Prof. relatore: Tullio Scovazzi

Prof. correlatore: Laura Westra

Ateneo: Università degli Studi di Milano Bicocca

Anno accademico: 2013/2014

L’Autore si è soffermato sui due più importanti diritti umani in gioco quando si parla di “consegne straordinarie”: il diritto a non essere sottoposto a tortura o a trattamenti inumani e degradanti e il diritto a non essere soggetto a sparizione forzata. Al termine di questa breve introduzione, è stato inquadrato il fenomeno delle consegne straordinarie nel suo contesto storico, ovvero nel contesto della guerra al terrorismo che gli Stati Uniti, insieme ai loro alleati, dichiarano di portare avanti per il bene dell’umanità (Capitolo 2).

Nel capitolo 3 si descriverà l’elaborazione del programma di consegne straordinarie, come si è arrivati al suo perfezionamento e come esso ha trovato applicazione, grazie soprattutto all’appoggio di molti Stati complici, tra cui spiccano le posizioni di Stati europei. All’interno di questo capitolo verrà anche approfondita la posizione del Canada all’interno di questo programma.

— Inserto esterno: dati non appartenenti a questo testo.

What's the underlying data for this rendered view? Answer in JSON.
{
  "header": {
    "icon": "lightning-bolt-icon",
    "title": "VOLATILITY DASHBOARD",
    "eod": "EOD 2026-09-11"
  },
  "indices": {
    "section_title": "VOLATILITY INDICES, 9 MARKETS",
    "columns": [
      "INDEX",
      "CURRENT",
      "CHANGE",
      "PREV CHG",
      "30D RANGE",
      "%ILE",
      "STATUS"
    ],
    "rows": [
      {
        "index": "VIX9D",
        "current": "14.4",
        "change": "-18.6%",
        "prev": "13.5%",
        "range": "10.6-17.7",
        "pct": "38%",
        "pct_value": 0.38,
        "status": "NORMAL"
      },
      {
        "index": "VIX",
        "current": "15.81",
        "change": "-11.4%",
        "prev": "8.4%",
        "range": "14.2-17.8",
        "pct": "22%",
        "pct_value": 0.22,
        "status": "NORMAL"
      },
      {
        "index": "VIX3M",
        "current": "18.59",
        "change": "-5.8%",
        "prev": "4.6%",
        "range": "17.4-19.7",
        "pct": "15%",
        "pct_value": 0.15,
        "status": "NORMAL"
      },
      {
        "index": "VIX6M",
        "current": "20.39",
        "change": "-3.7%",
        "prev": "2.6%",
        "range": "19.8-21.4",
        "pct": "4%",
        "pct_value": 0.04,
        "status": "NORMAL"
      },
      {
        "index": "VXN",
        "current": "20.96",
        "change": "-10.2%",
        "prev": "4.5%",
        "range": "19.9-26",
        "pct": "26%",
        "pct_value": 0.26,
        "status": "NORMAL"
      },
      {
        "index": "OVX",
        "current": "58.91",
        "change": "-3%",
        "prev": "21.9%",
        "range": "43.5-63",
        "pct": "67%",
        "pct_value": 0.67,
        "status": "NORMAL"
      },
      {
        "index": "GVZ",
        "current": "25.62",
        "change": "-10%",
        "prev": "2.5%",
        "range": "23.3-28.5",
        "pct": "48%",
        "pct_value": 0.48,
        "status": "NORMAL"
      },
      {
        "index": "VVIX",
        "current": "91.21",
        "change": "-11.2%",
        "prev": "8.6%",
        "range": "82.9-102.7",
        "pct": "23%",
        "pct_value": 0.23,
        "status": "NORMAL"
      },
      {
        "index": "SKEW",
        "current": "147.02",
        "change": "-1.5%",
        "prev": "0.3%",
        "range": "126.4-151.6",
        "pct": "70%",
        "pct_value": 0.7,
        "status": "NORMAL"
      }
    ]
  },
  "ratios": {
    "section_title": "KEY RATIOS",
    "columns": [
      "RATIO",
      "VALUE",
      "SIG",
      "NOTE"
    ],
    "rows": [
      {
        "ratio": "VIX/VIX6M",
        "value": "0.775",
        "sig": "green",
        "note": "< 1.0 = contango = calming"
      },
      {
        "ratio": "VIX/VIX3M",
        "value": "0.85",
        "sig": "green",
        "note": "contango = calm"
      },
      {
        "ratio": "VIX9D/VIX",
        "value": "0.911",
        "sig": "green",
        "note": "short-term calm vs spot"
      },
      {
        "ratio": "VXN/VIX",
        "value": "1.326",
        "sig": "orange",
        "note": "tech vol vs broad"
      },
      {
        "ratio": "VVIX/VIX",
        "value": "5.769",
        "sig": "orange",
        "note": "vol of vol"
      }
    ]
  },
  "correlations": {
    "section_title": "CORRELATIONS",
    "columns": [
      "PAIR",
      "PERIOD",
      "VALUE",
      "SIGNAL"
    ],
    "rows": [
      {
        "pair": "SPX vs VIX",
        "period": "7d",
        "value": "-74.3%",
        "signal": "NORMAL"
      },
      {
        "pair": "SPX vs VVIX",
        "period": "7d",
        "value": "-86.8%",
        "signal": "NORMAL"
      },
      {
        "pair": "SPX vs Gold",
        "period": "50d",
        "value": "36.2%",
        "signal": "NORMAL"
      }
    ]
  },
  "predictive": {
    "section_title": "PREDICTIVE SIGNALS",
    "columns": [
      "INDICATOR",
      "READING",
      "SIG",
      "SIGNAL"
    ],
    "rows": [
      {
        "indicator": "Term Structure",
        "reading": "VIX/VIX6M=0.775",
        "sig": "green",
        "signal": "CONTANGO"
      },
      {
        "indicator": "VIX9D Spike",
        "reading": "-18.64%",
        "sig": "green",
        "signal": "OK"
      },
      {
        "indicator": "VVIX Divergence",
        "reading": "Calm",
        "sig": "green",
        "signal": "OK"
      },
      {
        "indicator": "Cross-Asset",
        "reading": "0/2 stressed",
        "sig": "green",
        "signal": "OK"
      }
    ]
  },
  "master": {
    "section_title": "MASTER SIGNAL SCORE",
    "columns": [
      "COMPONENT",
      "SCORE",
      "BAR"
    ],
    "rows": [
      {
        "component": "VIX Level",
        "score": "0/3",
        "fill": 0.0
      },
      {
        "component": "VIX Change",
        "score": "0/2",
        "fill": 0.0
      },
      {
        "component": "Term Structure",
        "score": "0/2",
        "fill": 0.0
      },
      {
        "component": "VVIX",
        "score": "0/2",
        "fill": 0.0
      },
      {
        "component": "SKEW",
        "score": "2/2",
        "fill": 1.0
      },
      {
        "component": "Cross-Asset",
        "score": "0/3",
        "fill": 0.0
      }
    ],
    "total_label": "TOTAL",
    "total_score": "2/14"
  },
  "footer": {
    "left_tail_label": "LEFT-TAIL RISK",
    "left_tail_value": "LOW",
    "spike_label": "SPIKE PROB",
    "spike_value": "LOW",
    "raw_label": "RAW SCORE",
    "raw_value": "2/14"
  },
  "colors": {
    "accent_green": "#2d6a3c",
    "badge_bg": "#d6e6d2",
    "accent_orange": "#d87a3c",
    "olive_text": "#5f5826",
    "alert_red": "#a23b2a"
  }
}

Per chiudere la parte teorica, verranno confrontate le operazioni messe in atto durante le consegne straordinarie con le disposizioni delle principali convenzioni vigenti sui diritti umani e spiegati gli strumenti giuridici secondo i quali, per chi avesse compiuto operazioni all’interno del sistema delle consegne straordinarie (Stati ed individui), non sussisterebbe alcuna forma di responsabilità (Capitolo 4).

Si passerà poi all’analisi di alcuni casi concreti riguardanti questa materia, approfondendo due specifici episodi: il caso El-Masri, giudicato dalla Corte Europea dei Diritti dell’Uomo, prima condanna di un tribunale internazionale per episodi di consegna straordinaria (Capitolo 5), e il caso Abu Omar, in cui l’Italia gioca un ruolo da protagonista, sia per l’alto grado di complicità mostrato con gli Stati Uniti, ma anche per l’intera vicenda giudiziaria che ne è seguita, e non ancora giunta al termine (Capitolo 6).